C’est la suite logique du programme, estime Nadège Rossi, « étendre sur les zones densément peuplées les plus touchées par la dengue à Dumbéa et au Mont-Dore, là où il y a le plus de risques d’épidémie ». L’objectif est de pouvoir commencer avant la fin de l’année. « L’expérience à Nouméa devrait nous permettre de nous déployer plus efficacement et rapidement. »

Le projet passe en conseil municipal au Mont-Dore, ce jeudi soir. Un peu inquiet au départ, Eddie Lecourieux, est rassuré. « Au début, cela fait un peu peur de trafiquer les moustiques, mais l’institut Pasteur est venu nous expliquer. » Surtout, le maire voit de nombreux avantages à cette méthode qui va être déployée en même temps à Dumbéa, de Rivière-Salée à Nakutakoin, et au Mont- Dore, de Yahoué à Saint-Michel. « La lutte contre la dengue coûte cher. Elle nécessite des moyens financiers et a des conséquences sur l’environnement et la santé avec les épandages de deltaméthrine que l’on souhaite limiter, voire arrêter. »
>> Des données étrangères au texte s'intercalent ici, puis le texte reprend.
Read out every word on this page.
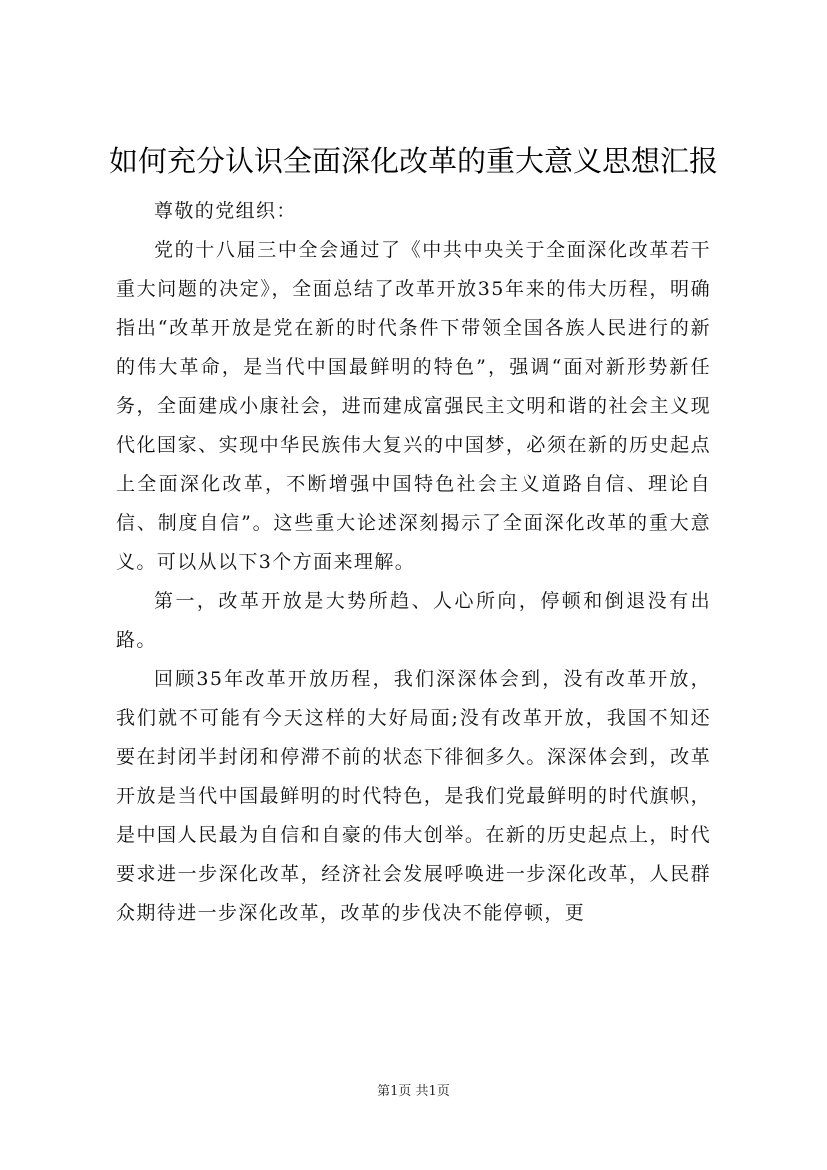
如何充分认识全面深化改革的重大意义思想汇报

尊敬的党组织：

党的十八届三中全会通过了《中共中央关于全面深化改革若干重大问题的决定》，全面总结了改革开放35年来的伟大历程，明确指出“改革开放是党在新的时代条件下带领全国各族人民进行的新的伟大革命，是当代中国最鲜明的特色”，强调“面对新形势新任务，全面建成小康社会，进而建成富强民主文明和谐的社会主义现代化国家、实现中华民族伟大复兴的中国梦，必须在新的历史起点上全面深化改革，不断增强中国特色社会主义道路自信、理论自信、制度自信”。这些重大论述深刻揭示了全面深化改革的重大意义。可以从以下3个方面来理解。

第一，改革开放是大势所趋、人心所向，停顿和倒退没有出路。

回顾35年改革开放历程，我们深深体会到，没有改革开放，我们就不可能有今天这样的大好局面;没有改革开放，我国不知还要在封闭半封闭和停滞不前的状态下徘徊多久。深深体会到，改革开放是当代中国最鲜明的时代特色，是我们党最鲜明的时代旗帜，是中国人民最为自信和自豪的伟大创举。在新的历史起点上，时代要求进一步深化改革，经济社会发展呼唤进一步深化改革，人民群众期待进一步深化改革，改革的步伐决不能停顿，更

第1页 共1页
Budget de l’opération ? 147 millions de francs pris en charge par l’institut Pasteur, la Nouvelle-Calédonie, l’État, la province Sud, l’université Monash et les communes de Dumbéa et du Mont-Dore à hauteur de 30 millions de francs dont 10 millions en nature (matériel et personnel). « Cela reste supportable financièrement pour nous, et puis on voit les résultats à Nouméa, donc on sait qu’on ne jette pas l’argent par la fenêtre. » Les lâchers, qui doivent commencer en décembre ou en janvier, sont prévus sur mois. Ils seront suivis d’une période de surveillance de six mois.


EN CHIFFRES

12 millions de moustiques porteurs de la bactérie Wolbachia relâchés. « Cela peut paraître beaucoup, mais en
fait ça correspond à environ 150 000 moustiques par semaine, ce qui reste faible par rapport à la population naturelle », explique Nadège Rossi.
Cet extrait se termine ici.